By being on board, what does that mean? We know that the Iranians won’t agree to freeze output at January levels, so if that is what Kuwait is saying, then it seems like a freeze won’t happen. Yet all of the other players seem to think they are going to Moscow to seal the deal.
Of course there are question just how much more oil even OPEC can produce. It takes money to keep up this frantic pace of production and let's face it, the dough is not running in as quickly as it used to. Not only in the short term but in the longer term as well.
RT news is reporting that oil production in Russia will inevitably decline by 2035 according to an Energy Ministry report by the Vedomosti Business Daily. The different scenarios predict an output drop from 1.2 percent up to 46 percent two decades from now. The document, obtained by the newspaper and confirmed by a source in the ministry, says by 2035 existing oil fields will be able to provide Russia with less than half of today’s production of about 10.1 million barrels per day. They say the Russians are looking to the arctic to replace those barrels yet it will take billions of dollars in investment to replace those declining barrels.

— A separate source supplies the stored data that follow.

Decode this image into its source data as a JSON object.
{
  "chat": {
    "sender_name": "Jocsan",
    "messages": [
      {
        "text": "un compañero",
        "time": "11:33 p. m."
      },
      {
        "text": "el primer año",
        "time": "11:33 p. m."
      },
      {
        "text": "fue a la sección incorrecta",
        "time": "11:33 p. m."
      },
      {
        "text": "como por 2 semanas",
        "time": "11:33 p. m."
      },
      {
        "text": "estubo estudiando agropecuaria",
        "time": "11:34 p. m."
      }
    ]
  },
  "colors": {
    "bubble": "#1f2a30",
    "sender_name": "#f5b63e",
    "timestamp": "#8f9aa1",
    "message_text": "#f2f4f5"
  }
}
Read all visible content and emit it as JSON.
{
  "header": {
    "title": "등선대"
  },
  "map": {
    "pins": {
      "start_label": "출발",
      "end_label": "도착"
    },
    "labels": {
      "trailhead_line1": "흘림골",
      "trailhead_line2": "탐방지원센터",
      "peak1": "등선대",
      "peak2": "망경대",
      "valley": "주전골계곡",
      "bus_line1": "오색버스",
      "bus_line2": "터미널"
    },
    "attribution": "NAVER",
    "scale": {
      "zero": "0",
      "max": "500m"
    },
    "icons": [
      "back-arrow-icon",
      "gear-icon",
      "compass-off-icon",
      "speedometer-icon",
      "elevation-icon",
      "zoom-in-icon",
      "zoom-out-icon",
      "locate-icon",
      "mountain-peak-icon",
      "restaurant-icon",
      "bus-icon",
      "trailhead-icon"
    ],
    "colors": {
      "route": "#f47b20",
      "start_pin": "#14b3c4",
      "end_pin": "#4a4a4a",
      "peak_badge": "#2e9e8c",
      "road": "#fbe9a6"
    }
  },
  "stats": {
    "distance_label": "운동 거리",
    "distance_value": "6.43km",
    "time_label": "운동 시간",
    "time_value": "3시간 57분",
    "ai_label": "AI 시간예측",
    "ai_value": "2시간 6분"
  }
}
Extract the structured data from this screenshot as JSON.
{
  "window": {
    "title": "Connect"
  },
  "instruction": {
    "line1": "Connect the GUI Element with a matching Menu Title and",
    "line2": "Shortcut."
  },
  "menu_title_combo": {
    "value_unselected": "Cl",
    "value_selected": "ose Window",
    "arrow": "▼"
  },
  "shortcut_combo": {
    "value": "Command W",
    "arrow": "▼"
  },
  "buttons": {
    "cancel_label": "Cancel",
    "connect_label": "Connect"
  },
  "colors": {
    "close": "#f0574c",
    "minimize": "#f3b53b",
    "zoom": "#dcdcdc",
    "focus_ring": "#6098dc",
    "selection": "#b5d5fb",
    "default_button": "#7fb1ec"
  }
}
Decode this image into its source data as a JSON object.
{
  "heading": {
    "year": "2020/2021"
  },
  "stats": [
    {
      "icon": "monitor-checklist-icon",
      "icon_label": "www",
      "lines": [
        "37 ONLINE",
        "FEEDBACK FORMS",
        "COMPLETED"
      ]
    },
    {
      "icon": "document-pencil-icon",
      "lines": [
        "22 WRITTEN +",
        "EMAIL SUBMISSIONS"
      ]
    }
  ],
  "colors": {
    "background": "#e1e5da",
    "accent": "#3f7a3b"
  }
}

Oil also seemed to get a bounce from the American Petroleum Institute supply report. While we did see a 4.4 million barrel crude supply increase, the rest of the report was rather supportive. We saw a 2.1-million-barrel drop in gasoline supply and oil supply in Cushing, Oklahoma rose by 700,000 barrels. Today the market will take direction from the Energy Information Administration report for more signs of falling U.S. oil output. Chevron (NYSE:CVX) was the latest company to announce more cap x cuts yesterday.
The Energy Information Administration reported in their latest “Short Term Energy Outlook” that U.S. crude oil production averaged an estimated 9.4 million barrels per day (b/d) in 2015 and it is forecast to average 8.7 million b/d in 2016 and 8.2 million b/d in 2017. EIA estimates that crude oil production in February averaged 9.1 million b/d, which was 80,000 b/d below the January level.
The EIA also reports that natural gas working inventories were 2,536 billion cubic feet (Bcf) on February 26, 46% higher than during the same week last year and 36% higher than the previous five-year average (2011-15) for that week. EIA forecasts that inventories will end the winter heating season (March 31) at 2,288 Bcf, which would be 54% above the level at the same time last year. Henry Hub spot prices are forecast to average $2.25/million British thermal units (MMBtu) in 2016 and $3.02/MMBtu in 2017, compared with an average of $2.63/MMBtu in 2015.
Natural gas is expected to fuel the largest share of electricity generation in 2016 at 33%, compared with 32% for coal. This would be the first time that natural gas provides more electricity generation than coal on an annual average basis. In 2017, natural gas and coal are both forecast to fuel 32% of electricity generation. For renewables, the forecast share of total electricity generation supplied by hydropower rises from 6% in 2016 to 7% in 2017, and the forecast share for other renewables increases from 8% in 2016 to 9% in 2017.